The new pharma sweethearts are the so-called “blockbuster drugs,” drugs that create billions of dollars in profits each year, drugs that must be taken everyday for things like arthritis, cholesterol modification, and mental illness. Sure, we may feel snug in our current position as lords over the microbial world, but we can't forget that only 100 short years ago people died of common bacterial infections all the time.
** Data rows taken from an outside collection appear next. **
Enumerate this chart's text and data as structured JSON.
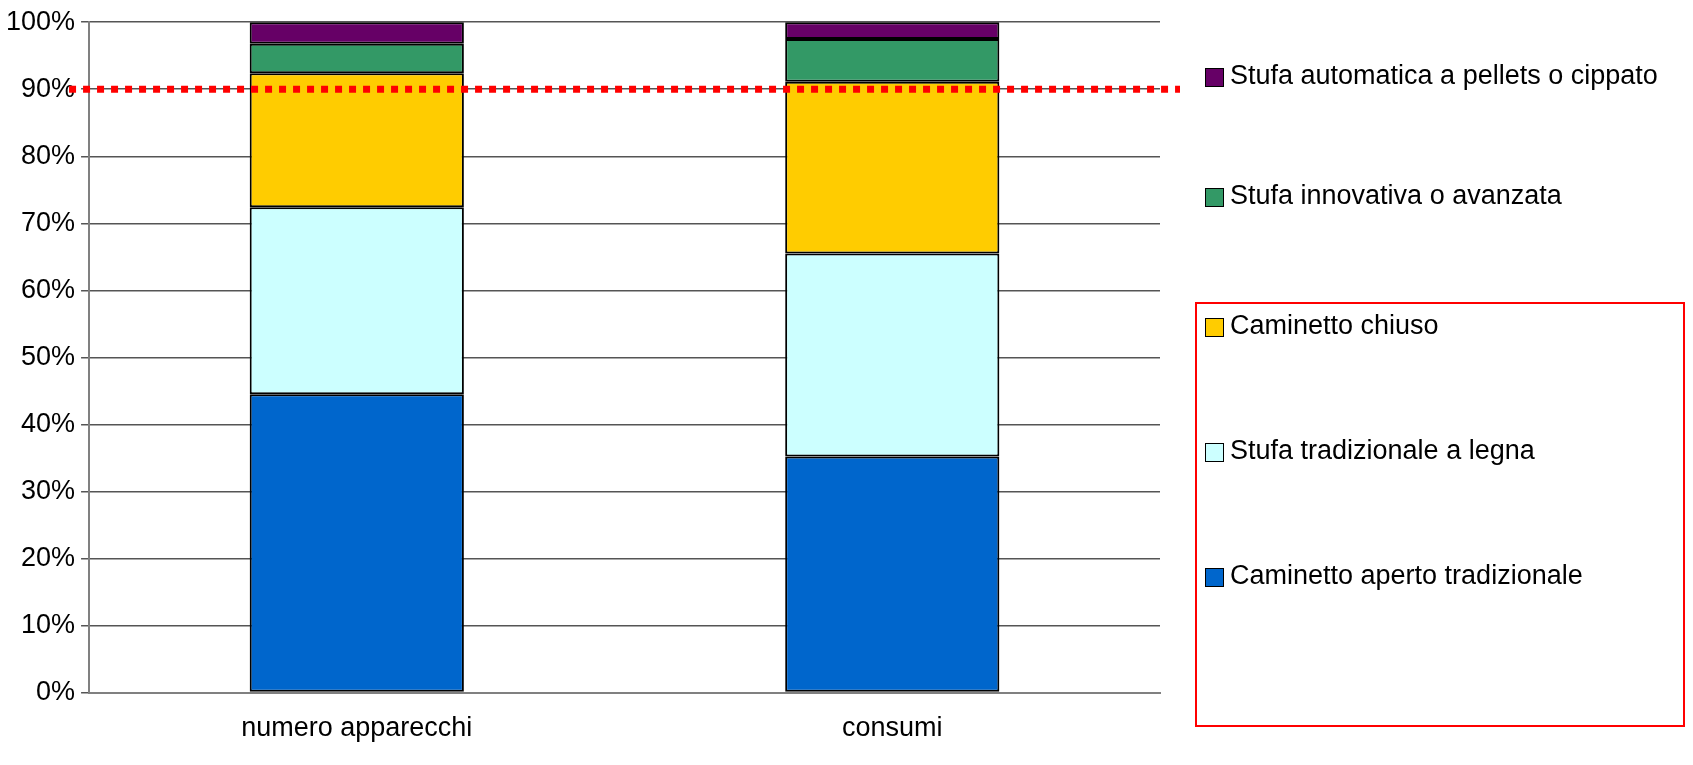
{
  "chart_data": {
    "type": "bar",
    "stacked": true,
    "categories": [
      "numero apparecchi",
      "consumi"
    ],
    "series": [
      {
        "name": "Caminetto aperto tradizionale",
        "color": "#0066cc",
        "values": [
          44.5,
          35.2
        ]
      },
      {
        "name": "Stufa tradizionale a legna",
        "color": "#ccffff",
        "values": [
          27.9,
          30.3
        ]
      },
      {
        "name": "Caminetto chiuso",
        "color": "#ffcc00",
        "values": [
          20.0,
          25.6
        ]
      },
      {
        "name": "Stufa innovativa o avanzata",
        "color": "#339966",
        "values": [
          4.4,
          6.4
        ]
      },
      {
        "name": "Stufa automatica a pellets o cippato",
        "color": "#660066",
        "values": [
          3.2,
          2.5
        ]
      }
    ],
    "ylim": [
      0,
      100
    ],
    "yticks": [
      {
        "value": 0,
        "label": "0%"
      },
      {
        "value": 10,
        "label": "10%"
      },
      {
        "value": 20,
        "label": "20%"
      },
      {
        "value": 30,
        "label": "30%"
      },
      {
        "value": 40,
        "label": "40%"
      },
      {
        "value": 50,
        "label": "50%"
      },
      {
        "value": 60,
        "label": "60%"
      },
      {
        "value": 70,
        "label": "70%"
      },
      {
        "value": 80,
        "label": "80%"
      },
      {
        "value": 90,
        "label": "90%"
      },
      {
        "value": 100,
        "label": "100%"
      }
    ],
    "grid": "y",
    "legend": "right",
    "ref_lines": [
      {
        "axis": "y",
        "value": 90,
        "color": "#ff0000",
        "line_style": "dotted"
      }
    ]
  }
}
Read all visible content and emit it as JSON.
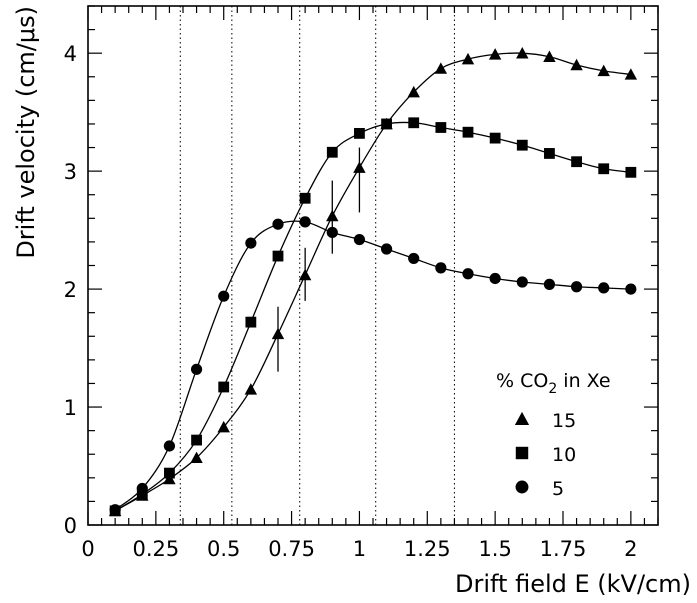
{
  "chart_data": {
    "type": "scatter",
    "title": "",
    "xlabel": "Drift field E (kV/cm)",
    "ylabel": "Drift velocity (cm/μs)",
    "xlim": [
      0,
      2.1
    ],
    "ylim": [
      0,
      4.4
    ],
    "x_ticks": [
      "0",
      "0.25",
      "0.5",
      "0.75",
      "1",
      "1.25",
      "1.5",
      "1.75",
      "2"
    ],
    "y_ticks": [
      "0",
      "1",
      "2",
      "3",
      "4"
    ],
    "vertical_reference_lines_x": [
      0.34,
      0.53,
      0.78,
      1.06,
      1.35
    ],
    "grid": false,
    "legend": {
      "title_prefix": "% CO",
      "title_sub": "2",
      "title_suffix": " in Xe",
      "placement": "lower-right",
      "entries": [
        {
          "label": "15",
          "marker": "triangle"
        },
        {
          "label": "10",
          "marker": "square"
        },
        {
          "label": "5",
          "marker": "circle"
        }
      ]
    },
    "series": [
      {
        "name": "15",
        "marker": "triangle",
        "x": [
          0.1,
          0.2,
          0.3,
          0.4,
          0.5,
          0.6,
          0.7,
          0.8,
          0.9,
          1.0,
          1.1,
          1.2,
          1.3,
          1.4,
          1.5,
          1.6,
          1.7,
          1.8,
          1.9,
          2.0
        ],
        "y": [
          0.12,
          0.25,
          0.39,
          0.57,
          0.83,
          1.15,
          1.62,
          2.12,
          2.62,
          3.03,
          3.4,
          3.67,
          3.87,
          3.95,
          3.99,
          4.0,
          3.97,
          3.9,
          3.85,
          3.82
        ],
        "error_bars": [
          {
            "x": 0.7,
            "low": 1.3,
            "high": 1.85
          },
          {
            "x": 0.8,
            "low": 1.9,
            "high": 2.35
          },
          {
            "x": 0.9,
            "low": 2.3,
            "high": 2.92
          },
          {
            "x": 1.0,
            "low": 2.65,
            "high": 3.2
          }
        ]
      },
      {
        "name": "10",
        "marker": "square",
        "x": [
          0.1,
          0.2,
          0.3,
          0.4,
          0.5,
          0.6,
          0.7,
          0.8,
          0.9,
          1.0,
          1.1,
          1.2,
          1.3,
          1.4,
          1.5,
          1.6,
          1.7,
          1.8,
          1.9,
          2.0
        ],
        "y": [
          0.12,
          0.26,
          0.44,
          0.72,
          1.17,
          1.72,
          2.28,
          2.77,
          3.16,
          3.32,
          3.4,
          3.41,
          3.37,
          3.33,
          3.28,
          3.22,
          3.15,
          3.08,
          3.02,
          2.99
        ]
      },
      {
        "name": "5",
        "marker": "circle",
        "x": [
          0.1,
          0.2,
          0.3,
          0.4,
          0.5,
          0.6,
          0.7,
          0.8,
          0.9,
          1.0,
          1.1,
          1.2,
          1.3,
          1.4,
          1.5,
          1.6,
          1.7,
          1.8,
          1.9,
          2.0
        ],
        "y": [
          0.13,
          0.31,
          0.67,
          1.32,
          1.94,
          2.39,
          2.55,
          2.57,
          2.48,
          2.42,
          2.34,
          2.26,
          2.18,
          2.13,
          2.09,
          2.06,
          2.04,
          2.02,
          2.01,
          2.0
        ]
      }
    ]
  }
}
If Dame Davies’ apocalyptic warning is as urgent as she claims, those times might be returning sooner than we think.

Image via CDC

The impact of bacteria on our lives -- both good and bad -- is becoming more evident. It seems the responsibility of doctors and patients to reduce their antibiotic usage; this can decrease evolving resistance and protects the delicate balance of individual gut microbiomes. Unless there is swift change in the drug development for antibiotics, there likely won't be another line of defense when more bacteria begin to overpower our most advanced drug treatments. If the apocalypse is coming, perhaps it's not in the form of an asteroid or storm or huge, spectacular event, but instead will result from the invisible action of these tiny, powerful creatures.